The problem addressed here is how to estimate the efficiency of production system programs, and how to automatically determine efficient join structures. For this purpose, the cost model for production systems is introduced to estimate the run-time cost of join operations. An optimization algorithm is then provided based on the cost model. This algorithm does not directly apply efficiency heuristics to programs, but rather enumerates possible join structures under various constraints, and selects the best one. Evaluation results demonstrate that the algorithm can generate programs that are as efficient as those obtained by manual optimization, and thus can reduce the burden of manual optimization.
The fundamental problem in parallel production systems is how to guarantee the serializability of rule firings. Interference analysis is introduced to detect cases where a parallel firing result differs from the result of sequential firings of the same rules in any order. Based on a data dependency graph of production systems, general techniques applicable to both compile- and run-time analyses are provided. Two algorithms are then proposed to realize the parallel rule firings on actual multiple processor systems. An efficient selection algorithm is provided to select multiple rules to be fired in parallel by combining the compile- and run-time interference analysis techniques. The decomposition algorithm partitions the given production system program and applies the partitions to parallel processes.

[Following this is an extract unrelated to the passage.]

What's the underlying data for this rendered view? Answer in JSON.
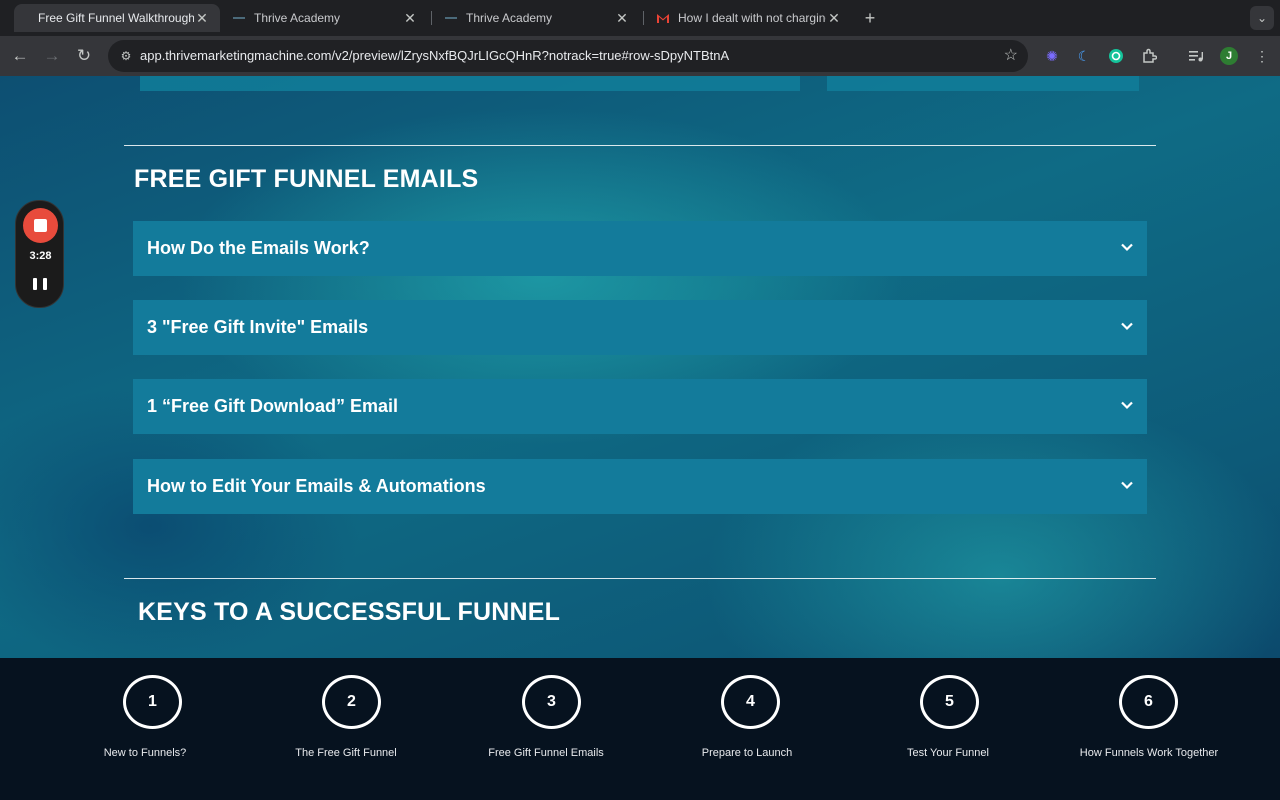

Parallel rule firing, where global control exists, is extended to distributed rule firing, where problems are solved by a society of production system agents using distributed control. To perform domain problem solving in a distributed fashion, the agents need organizational knowledge, which represents both the necessary interactions among agents and their organization. Organization self-design is then introduced into the distributed production systems to provide adaptive work allocation. Two reorganization primitives, composition and decomposition, are newly introduced. These primitives change the number of production systems and the distribution of rules in an organization. When overloaded, individual agents decompose themselves to increase parallelism, and when the load lightens the agents combine with each other to free extra hardware resources.
Multiagent production systems are different from parallel or distributed production systems, which aim at improving the performance of a single production system. A transaction model is introduced to enable multiple production systems to communicate through a shared working memory. To achieve arbitrary interleaved rule firings of multiple agents, each transaction is formed when a rule for firing is selected. An efficient concurrency control protocol, called the lazy lock protocol, is introduced to guarantee serializability of rule firings.
Because various events occur asynchronously in a multiagent network, the agents must cooperatively control their rule execution processes. The key idea of implementing the flexible control is to view production systems as a collection of independent rule processes, each of which monitors a working memory and performs actions when its conditions are satisfied. Procedural Control Macros (PCMs), which are based on Hoare's CSP, are then introduced to establish communication links between the meta-level control processes and the collection of rule processes. The architecture has been applied to a multiagent system called CoCo, which concurrently performs cooperative operations such as public switched telephone network control.